As memories fade of the strong 2010 holiday season that finished up a flat year, the bookstore scene across the Midwest continues to shift, with stores opening and closing. According to the Midwest Booksellers Association, whose membership is located in nine states, 39 MBA stores closed between 2006 and 2010, while 28 stores opened. And after 11 MBA stores closed in 2009, only four closed in 2010, with six MBA stores opened during that same two-year period.

Like booksellers everywhere, the reasons these booksellers cite for closing are as diverse as the booksellers themselves. There's a common theme, however, when booksellers in this region talk about opening stores: community.

Much of the most recent movement among Midwestern booksellers has centered on Minnesota. In January, Boneshaker Books opened in Minneapolis, with its all-volunteer staff trying to fill the void left by the closing of Arise! Books last year. Farther north, in Duluth, Anita Zager closed Northern Lights Books after 17 years in business, citing a perfect storm of increased family responsibilities, the economy, and contending with e-books.

Out on the state's Iron Range, Shirley Woodward, the owner of Woodward's, in the town of Virginia, wants to retire after 40 years in retail. Woodward, who will turn 80 in April, says if she can't find a buyer, she'll close her 4,000-square-feet full-service general bookstore when the lease is up on March 31, 2013. "I can't keep going forever," she says of her business, which she opened in 1971 as a yarn and needlework store, adding books to the inventory in 1988. Woodward currently stocks primarily books, with about 25% of the store's total inventory quilting fabrics and knitting materials.

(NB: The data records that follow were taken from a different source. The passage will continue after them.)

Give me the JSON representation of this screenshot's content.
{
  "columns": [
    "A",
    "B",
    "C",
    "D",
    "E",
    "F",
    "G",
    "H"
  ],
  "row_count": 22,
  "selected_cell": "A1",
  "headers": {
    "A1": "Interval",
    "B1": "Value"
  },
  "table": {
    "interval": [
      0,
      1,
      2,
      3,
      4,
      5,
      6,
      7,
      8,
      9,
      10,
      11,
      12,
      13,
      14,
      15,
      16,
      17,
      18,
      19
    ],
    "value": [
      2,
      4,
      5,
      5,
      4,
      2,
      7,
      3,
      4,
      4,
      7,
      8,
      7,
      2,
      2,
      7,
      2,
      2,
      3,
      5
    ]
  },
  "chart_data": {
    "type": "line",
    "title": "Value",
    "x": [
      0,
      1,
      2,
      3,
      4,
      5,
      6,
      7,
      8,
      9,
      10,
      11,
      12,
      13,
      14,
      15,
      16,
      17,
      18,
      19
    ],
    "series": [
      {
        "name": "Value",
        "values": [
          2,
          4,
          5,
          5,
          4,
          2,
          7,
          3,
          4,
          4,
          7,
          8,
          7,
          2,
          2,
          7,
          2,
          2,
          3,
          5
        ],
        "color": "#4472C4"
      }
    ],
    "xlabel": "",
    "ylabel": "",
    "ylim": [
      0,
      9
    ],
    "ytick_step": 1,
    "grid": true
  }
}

Even though some interest has been expressed in acquiring the store, there's been no follow-through from prospective buyers. Although the local economy is starting to pick up, book sales were down in 2010, the "toughest year" Woodward has ever seen. None of her 10 employees want to take on the responsibilities of ownership. "They're older, they're part-time, and they like that. I don't blame them," she says.

While Woodward voiced hope that someone with deep pockets would move north from the Twin Cities and take the store off her hands, Charlie Leonard, whose store, the Bookcase, is located in Wayzata, an affluent Minneapolis suburb, wants to continue selling books there. But he needs to find a subtenant to take over the rest of his lease, so that he can move into a less expensive building.

While sales were up the early part of last year, they dropped in spring and summer, Leonard says; although he finished the year with healthy holiday sales, he can't afford the rent on the 1,500-square-foot space that he's leased through spring 2014. "The store's long-term survival depends on getting costs down," Leonard says. "The biggest expense is rent. The longer we stay in this space, the harder it will be to stay in business."

Beyond Minnesota, two new booksellers both emphasize their respective community's commitment to supporting local businesses as being a major factor for each deciding to open a bookstore. In Kate Rattenborg's case, her community is Decorah, Iowa, a college town with 11,000 residents, whom she describes as "artistic, literary, and intellectual." Teresa Kirshbraun is opening CityLits in Chicago's Logan Square neighborhood, which has 82,715 residents within a three-mile radius.

Rattenborg, a former academic librarian who most recently worked in the financial services industry, opened Dragonfly Books in a 1,300-square-foot space on February 4. Although Dragonfly is a full-service general bookstore, there will be an emphasis on Native American literature, regional titles, local history, and local authors. Rattenborg also is selling Google e-books through the ABA's Web site. Since Decorah already has a children's and a Christian bookstore, Dragonfly will not stock titles in those areas, so as not to compete with other local businesses. "I've overanalyzed the risk and crunched the numbers," Rattenborg insists. "I wasn't going to do this unless I thought it was going to work."

Kirshbraun's impetus for opening CityLits this summer is her desire to "do something for my community," because there's "really nothing" serving the residents of Logan Square as well as the adjacent Bucktown and Wicker Park neighborhoods. Kirshbraun, who's managed several small businesses in the health care field, is in the midst of negotiations to rent an 1,800-square-foot space, where she intends to open a full-service general bookstore. Although she has not decided yet whether to sell e-books, Kirshbraun will stock Spanish-language literature to better serve the neighborhood's 65% Latino demographic. "I've heard from people that they can't find Spanish-language novels in this city," she says. "I'll have a small section and see how it goes."

Reflecting upon the viability of opening a small independent bookstore when large bookstore chains are struggling, Kirshbraun says, "Bookstores are kind of like Starbucks: it's a place to come to, a necessary luxury that's affordable. People need that."